To verify the embedding algorithm, we performed an extraction of the logo embedded in the images and measured the NCC between the original image logo and the extracted logo image. The results are provided in Table 2.

Table 2 examines the robustness of our watermarking method through various images. The high NCC values indicate that, even after possible distortions or manipulations to the image, the watermarking technique is effective at embedding and extracting the watermark even after possible distortions or manipulations to the image. The consistency in NCC values across different images means that the method is functionally robust to image content or complexity.

4. Discussion and Conclusion

Using Dual-Tree Complex Wavelet Transform (DTCWT) and Particle Swarm Optimization (PSO), the watermarking method proposed revealed drastic improvements in terms of imperceptibility, resilience against attack with a high capacity to embed large bits of messages into target images. Higher PSNR values indicate less degradation in the quality of host images due to watermarking operation. The technique shows a good performance in preserving the image's quality up to a mean PSNR value of 80.50% across the dataset.

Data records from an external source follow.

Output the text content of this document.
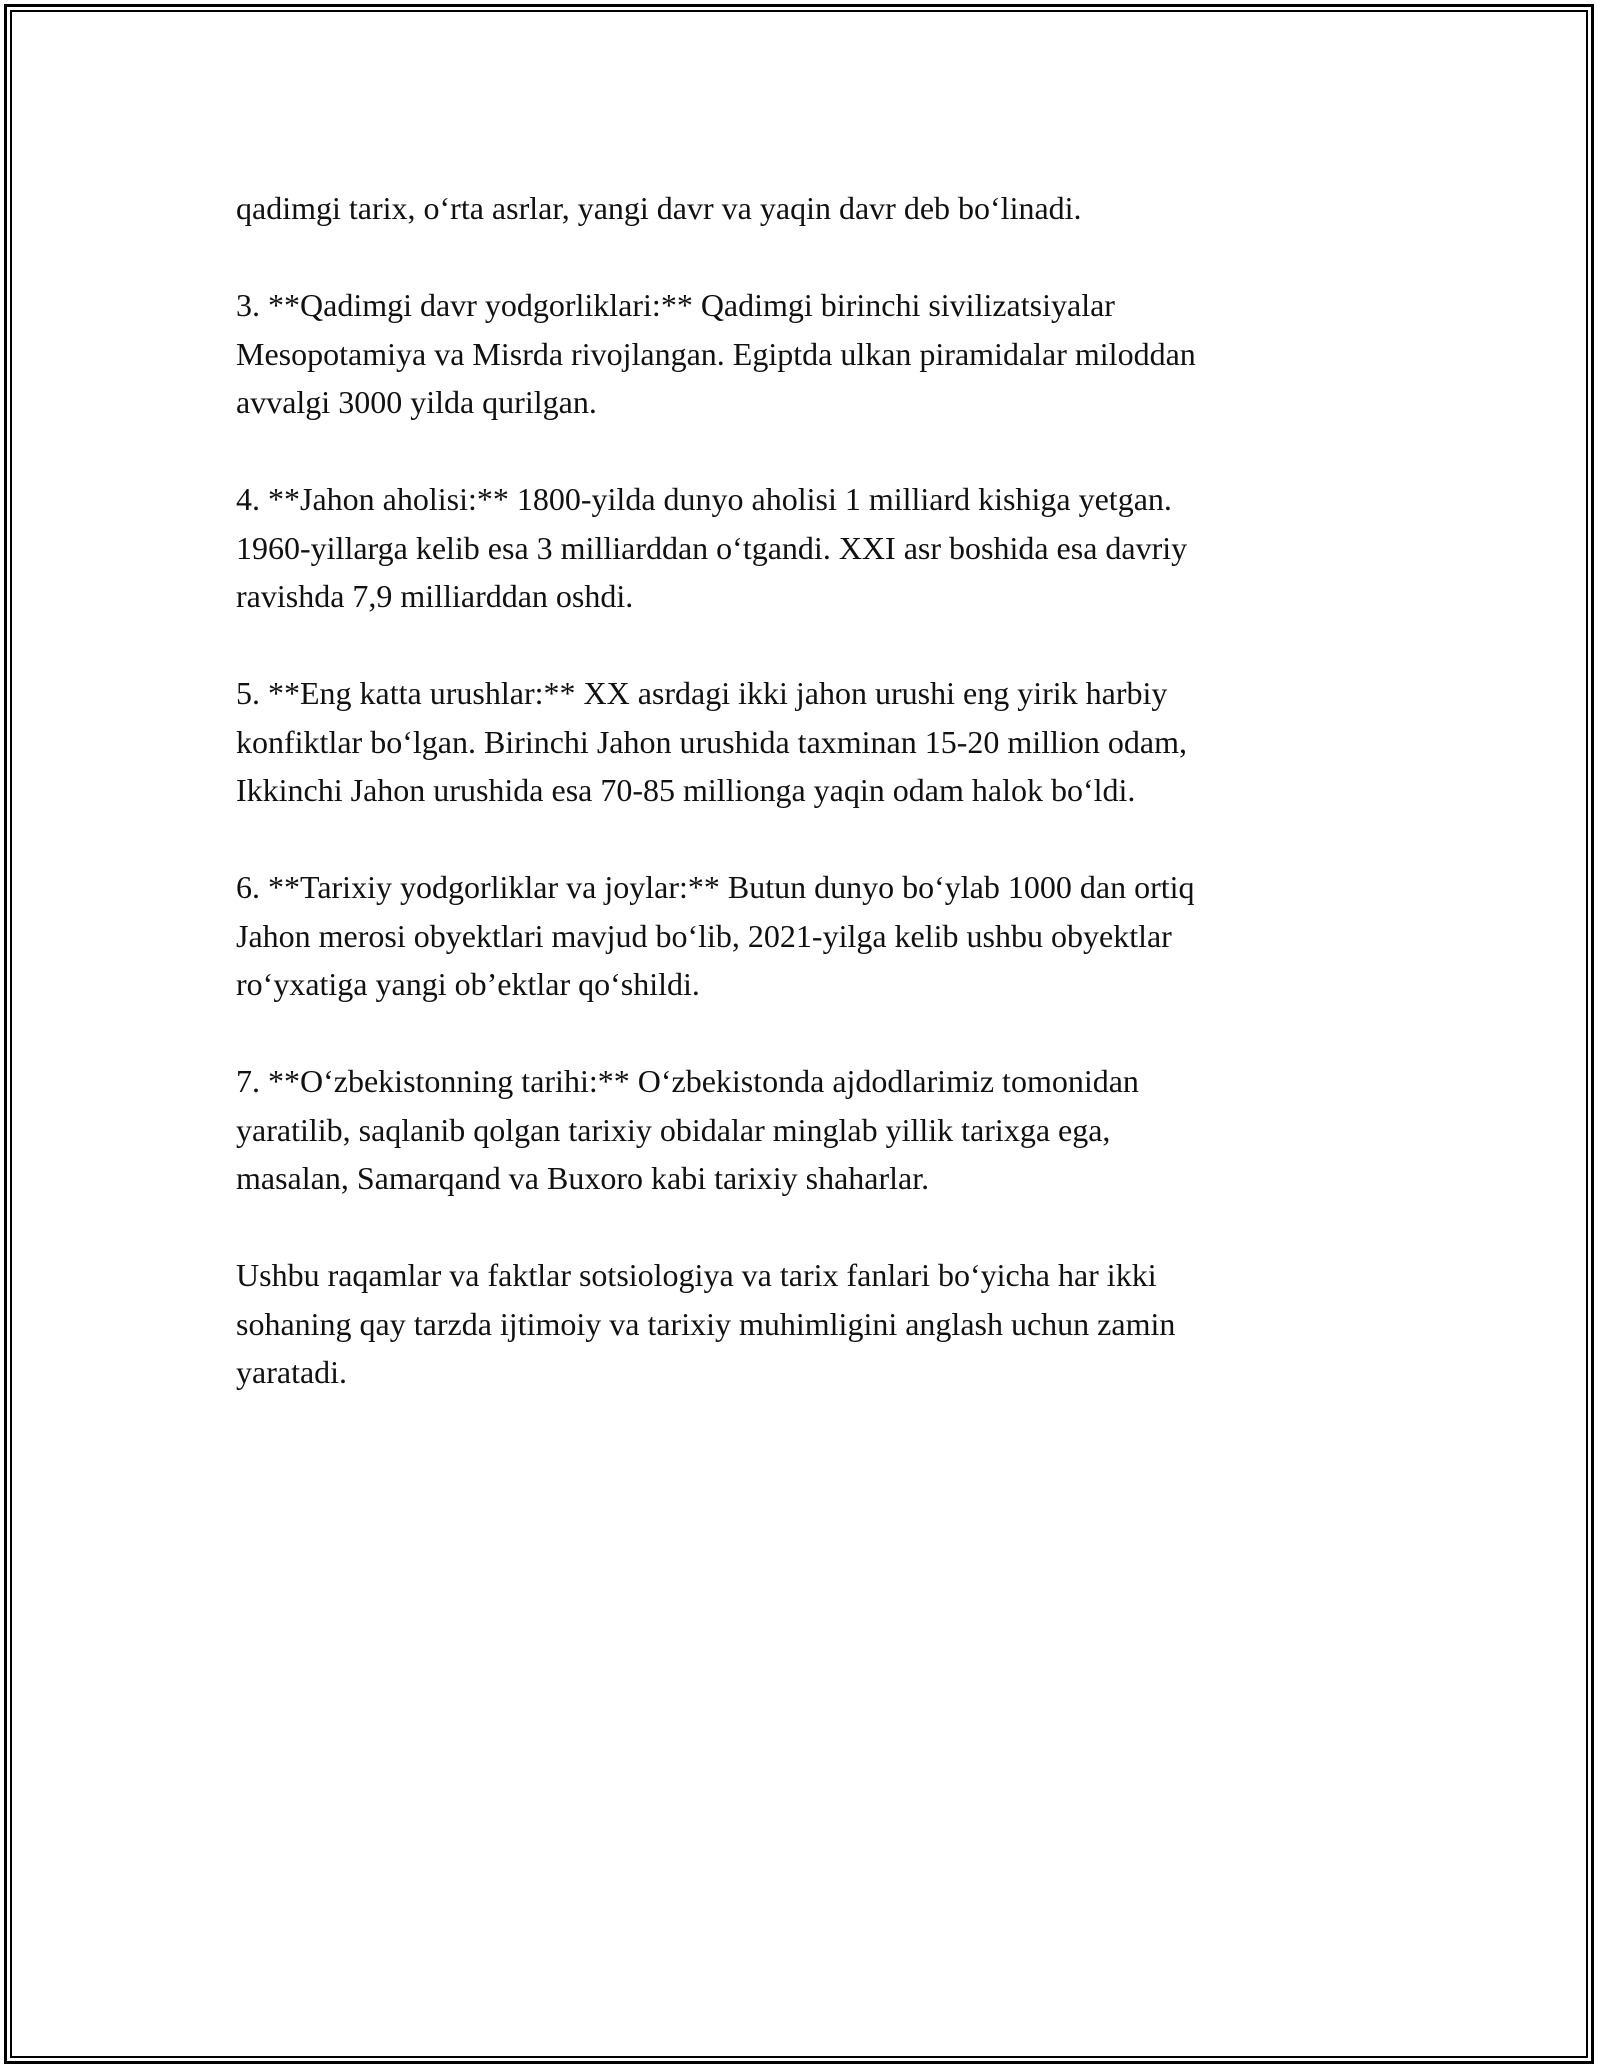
qadimgi tarix, o‘rta asrlar, yangi davr va yaqin davr deb bo‘linadi.

3. **Qadimgi davr yodgorliklari:** Qadimgi birinchi sivilizatsiyalar
Mesopotamiya va Misrda rivojlangan. Egiptda ulkan piramidalar miloddan
avvalgi 3000 yilda qurilgan.

4. **Jahon aholisi:** 1800-yilda dunyo aholisi 1 milliard kishiga yetgan.
1960-yillarga kelib esa 3 milliarddan o‘tgandi. XXI asr boshida esa davriy
ravishda 7,9 milliarddan oshdi.

5. **Eng katta urushlar:** XX asrdagi ikki jahon urushi eng yirik harbiy
konfiktlar bo‘lgan. Birinchi Jahon urushida taxminan 15-20 million odam,
Ikkinchi Jahon urushida esa 70-85 millionga yaqin odam halok bo‘ldi.

6. **Tarixiy yodgorliklar va joylar:** Butun dunyo bo‘ylab 1000 dan ortiq
Jahon merosi obyektlari mavjud bo‘lib, 2021-yilga kelib ushbu obyektlar
ro‘yxatiga yangi ob’ektlar qo‘shildi.

7. **O‘zbekistonning tarihi:** O‘zbekistonda ajdodlarimiz tomonidan
yaratilib, saqlanib qolgan tarixiy obidalar minglab yillik tarixga ega,
masalan, Samarqand va Buxoro kabi tarixiy shaharlar.

Ushbu raqamlar va faktlar sotsiologiya va tarix fanlari bo‘yicha har ikki
sohaning qay tarzda ijtimoiy va tarixiy muhimligini anglash uchun zamin
yaratadi.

Moreover, the average NCC value of 92.51% indicates a high accuracy in extracting watermarks from an original image to its corresponding retrieved version (Figure This highlights the robustness of the proposed method in authenticating and verifying forgeries performed on watermarked images.

Utilizing DTCWT for frequency domain transformation conferred benefits such as shift invariance and directional selectivity, pivotal in obtaining high imperceptibility. The PSO algorithm's optimization of coefficient selection augmented the watermark's robustness against frequent image manipulation attacks. Overall, combining DTCWT and PSO in the proposed watermarking method delivers a highly effective solution for secure and superior image watermarking. Further investigations might explore applying this method to different environments such as IoT [31] and enhance the algorithm parameters to better its performance.

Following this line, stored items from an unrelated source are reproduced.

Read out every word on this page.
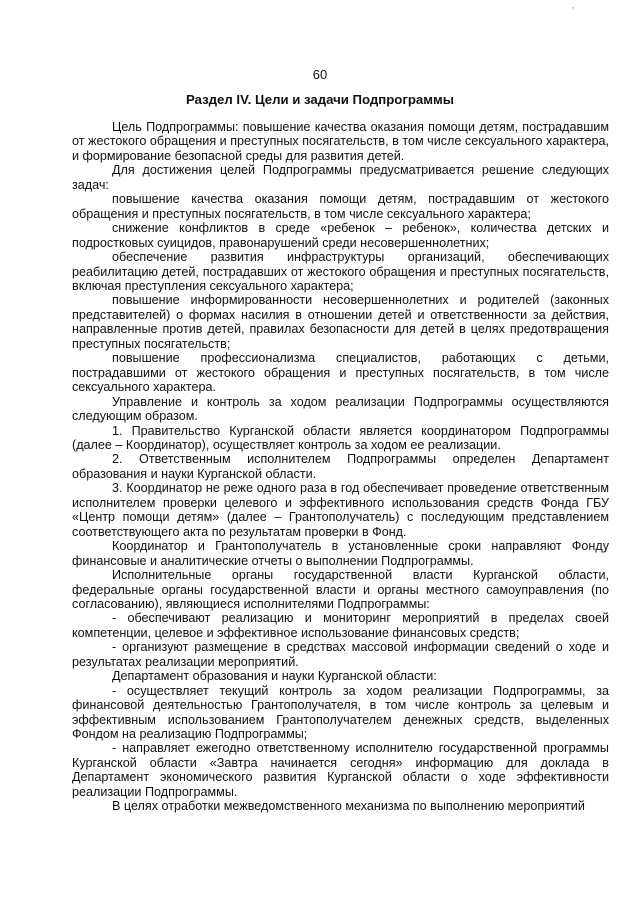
'
60
Раздел IV. Цели и задачи Подпрограммы

Цель Подпрограммы: повышение качества оказания помощи детям, пострадавшим от жестокого обращения и преступных посягательств, в том числе сексуального характера, и формирование безопасной среды для развития детей.

Для достижения целей Подпрограммы предусматривается решение следующих задач:

повышение качества оказания помощи детям, пострадавшим от жестокого обращения и преступных посягательств, в том числе сексуального характера;

снижение конфликтов в среде «ребенок – ребенок», количества детских и подростковых суицидов, правонарушений среди несовершеннолетних;

обеспечение развития инфраструктуры организаций, обеспечивающих реабилитацию детей, пострадавших от жестокого обращения и преступных посягательств, включая преступления сексуального характера;

повышение информированности несовершеннолетних и родителей (законных представителей) о формах насилия в отношении детей и ответственности за действия, направленные против детей, правилах безопасности для детей в целях предотвращения преступных посягательств;

повышение профессионализма специалистов, работающих с детьми, пострадавшими от жестокого обращения и преступных посягательств, в том числе сексуального характера.

Управление и контроль за ходом реализации Подпрограммы осуществляются следующим образом.

1. Правительство Курганской области является координатором Подпрограммы (далее – Координатор), осуществляет контроль за ходом ее реализации.

2. Ответственным исполнителем Подпрограммы определен Департамент образования и науки Курганской области.

3. Координатор не реже одного раза в год обеспечивает проведение ответственным исполнителем проверки целевого и эффективного использования средств Фонда ГБУ «Центр помощи детям» (далее – Грантополучатель) с последующим представлением соответствующего акта по результатам проверки в Фонд.

Координатор и Грантополучатель в установленные сроки направляют Фонду финансовые и аналитические отчеты о выполнении Подпрограммы.

Исполнительные органы государственной власти Курганской области, федеральные органы государственной власти и органы местного самоуправления (по согласованию), являющиеся исполнителями Подпрограммы:

- обеспечивают реализацию и мониторинг мероприятий в пределах своей компетенции, целевое и эффективное использование финансовых средств;

- организуют размещение в средствах массовой информации сведений о ходе и результатах реализации мероприятий.

Департамент образования и науки Курганской области:

- осуществляет текущий контроль за ходом реализации Подпрограммы, за финансовой деятельностью Грантополучателя, в том числе контроль за целевым и эффективным использованием Грантополучателем денежных средств, выделенных Фондом на реализацию Подпрограммы;

- направляет ежегодно ответственному исполнителю государственной программы Курганской области «Завтра начинается сегодня» информацию для доклада в Департамент экономического развития Курганской области о ходе эффективности реализации Подпрограммы.

В целях отработки межведомственного механизма по выполнению мероприятий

The integration of PSO for optimization and DTCWT for data decomposition provides a powerful framework that is not limited to digital watermarking but can also be applied in complex optimization problems such as optimization in uncertain task environments as in [32,33,34,35]. By leveraging PSO’s ability to find optimal solutions in uncertain environments and DTCWT’s capacity for multi-dimensional data analysis, the proposed approach can effectively address uncertainties, improve efficiency, and provide robust solutions across various industrial applications.

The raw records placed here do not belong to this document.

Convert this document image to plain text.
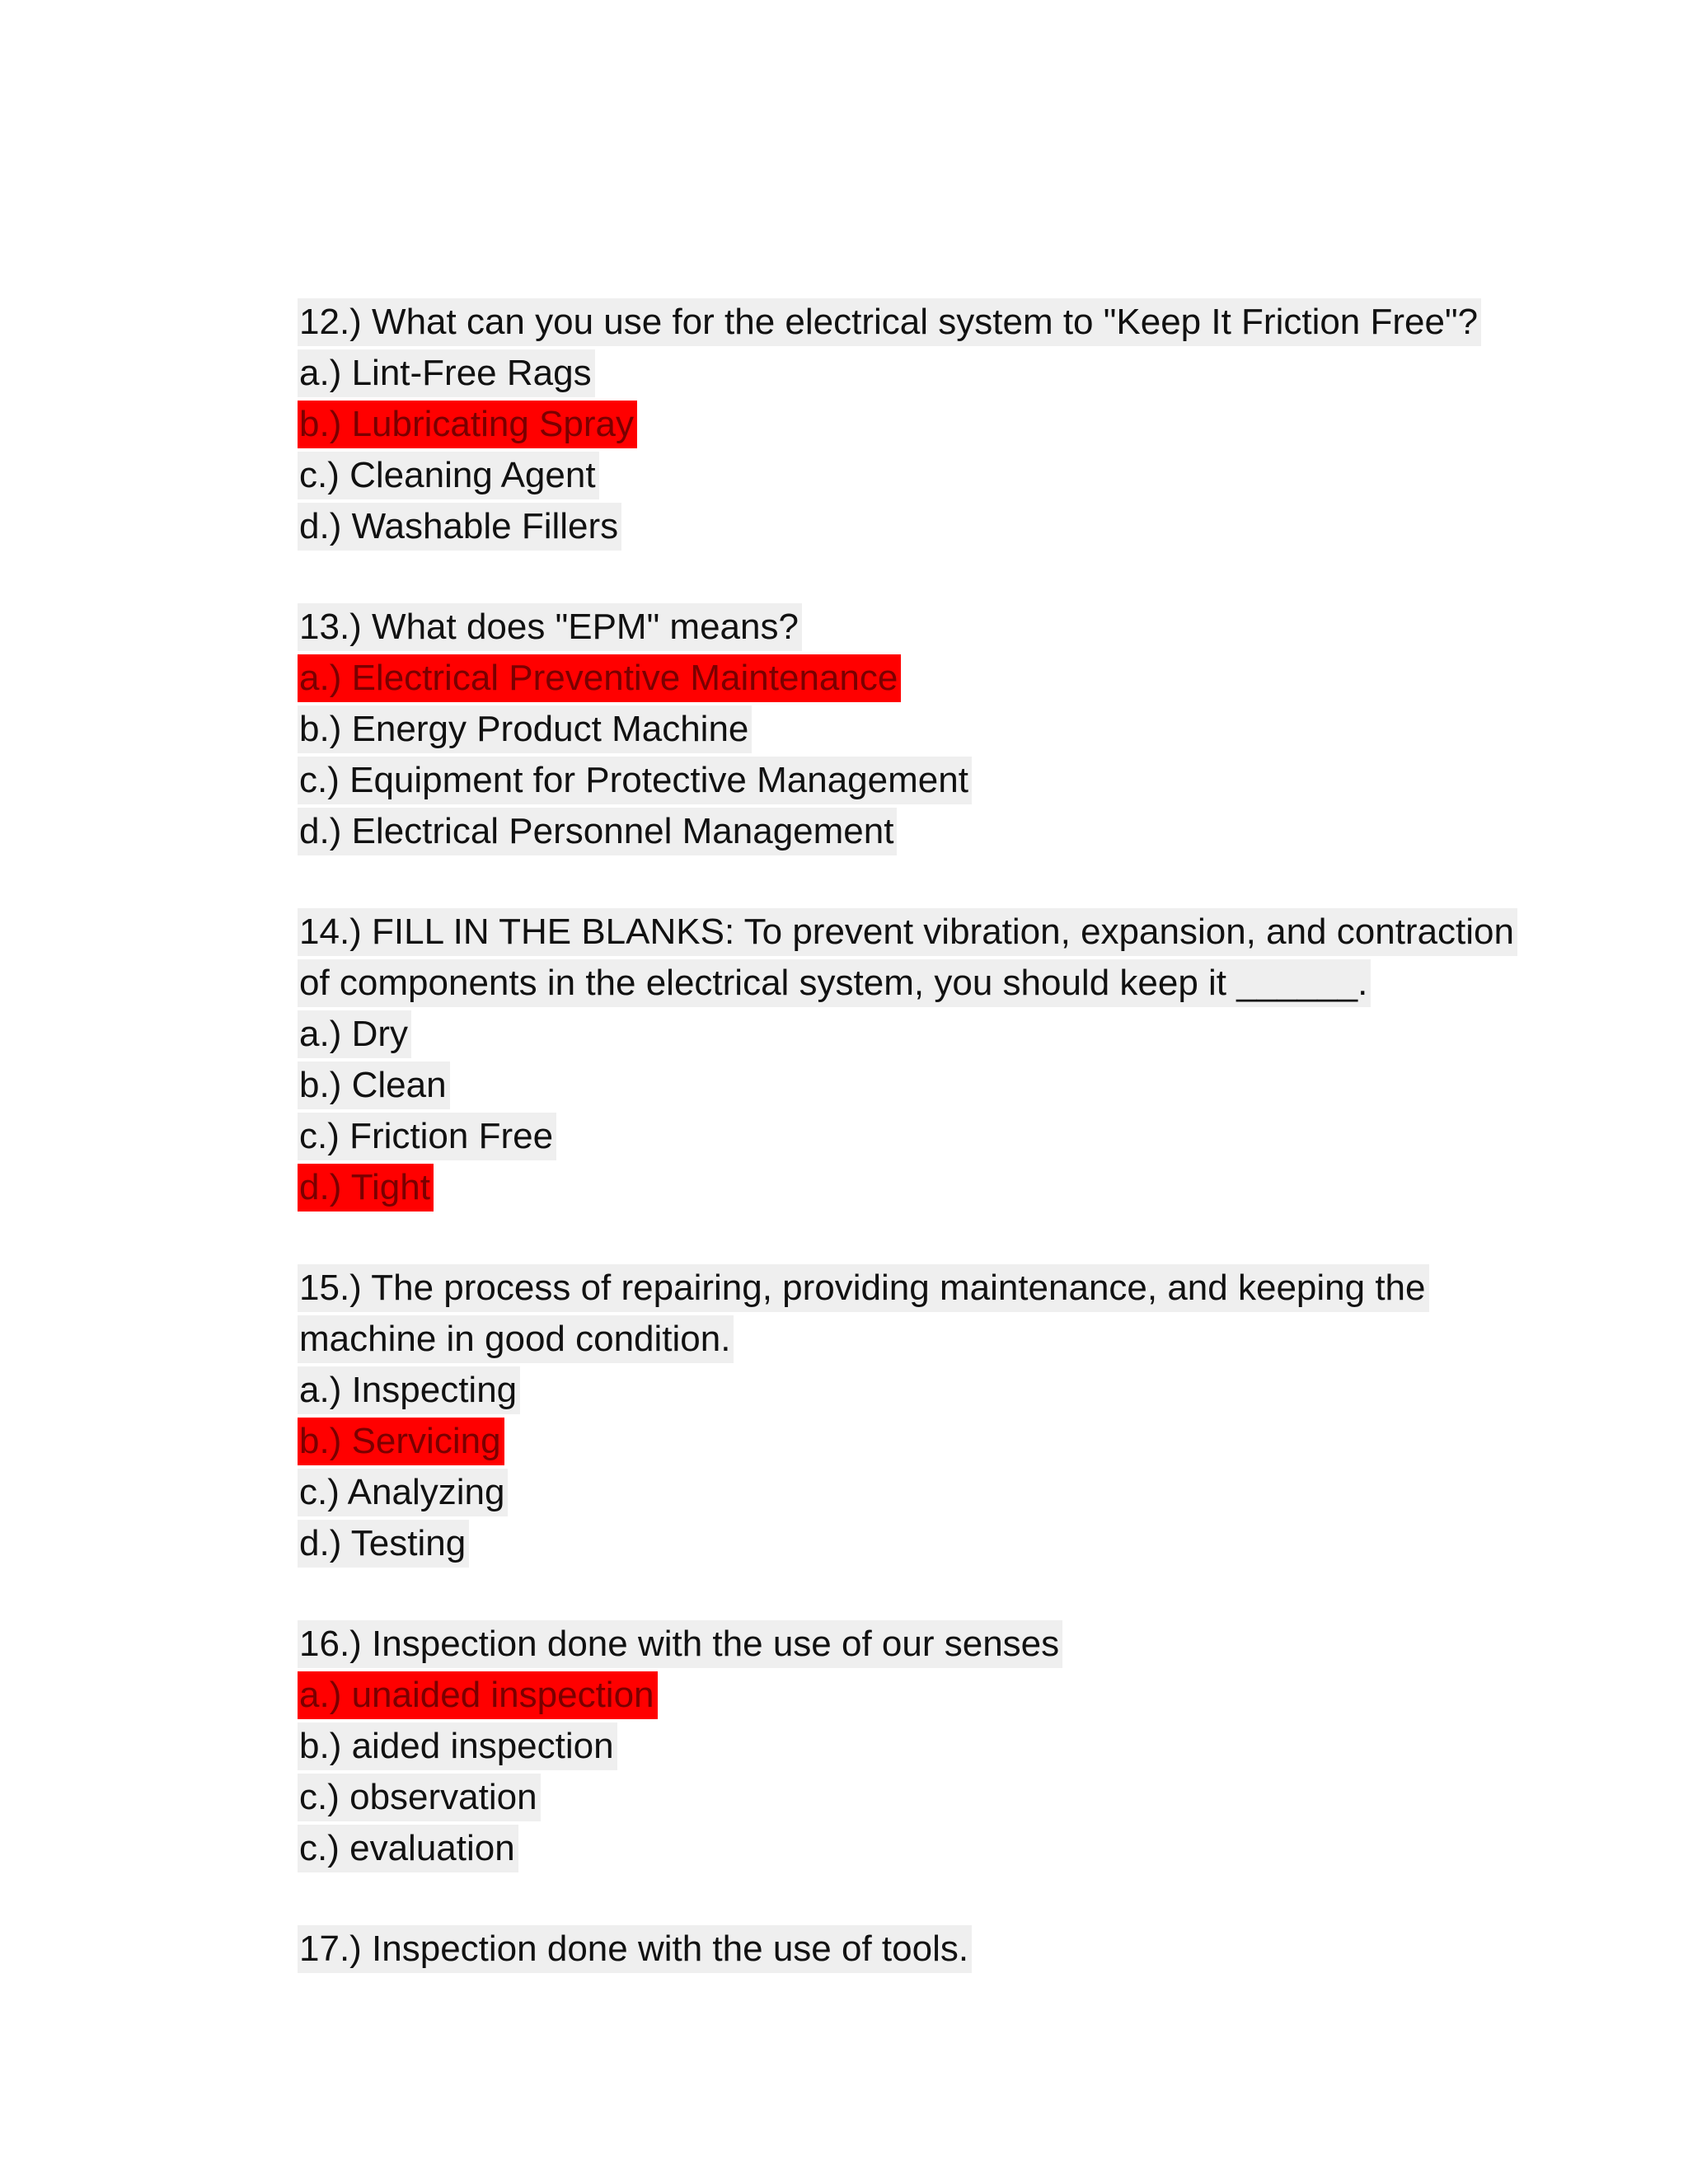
12.) What can you use for the electrical system to "Keep It Friction Free"?
a.) Lint-Free Rags
b.) Lubricating Spray
c.) Cleaning Agent
d.) Washable Fillers
13.) What does "EPM" means?
a.) Electrical Preventive Maintenance
b.) Energy Product Machine
c.) Equipment for Protective Management
d.) Electrical Personnel Management
14.) FILL IN THE BLANKS: To prevent vibration, expansion, and contraction
of components in the electrical system, you should keep it ______.
a.) Dry
b.) Clean
c.) Friction Free
d.) Tight
15.) The process of repairing, providing maintenance, and keeping the
machine in good condition.
a.) Inspecting
b.) Servicing
c.) Analyzing
d.) Testing
16.) Inspection done with the use of our senses
a.) unaided inspection
b.) aided inspection
c.) observation
c.) evaluation
17.) Inspection done with the use of tools.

The proposed watermarking method has limitations in terms of computational complexity, applicability to color images, and advanced attack resistance. Future work must be considered to minimize the effect of these limitations and widen the use of the algorithm in other domains. Future research can be applied to improve such limitations in 3D gray scale and color images, optimizing PSO parameters, and applying the method in real-time and IoT environments​​.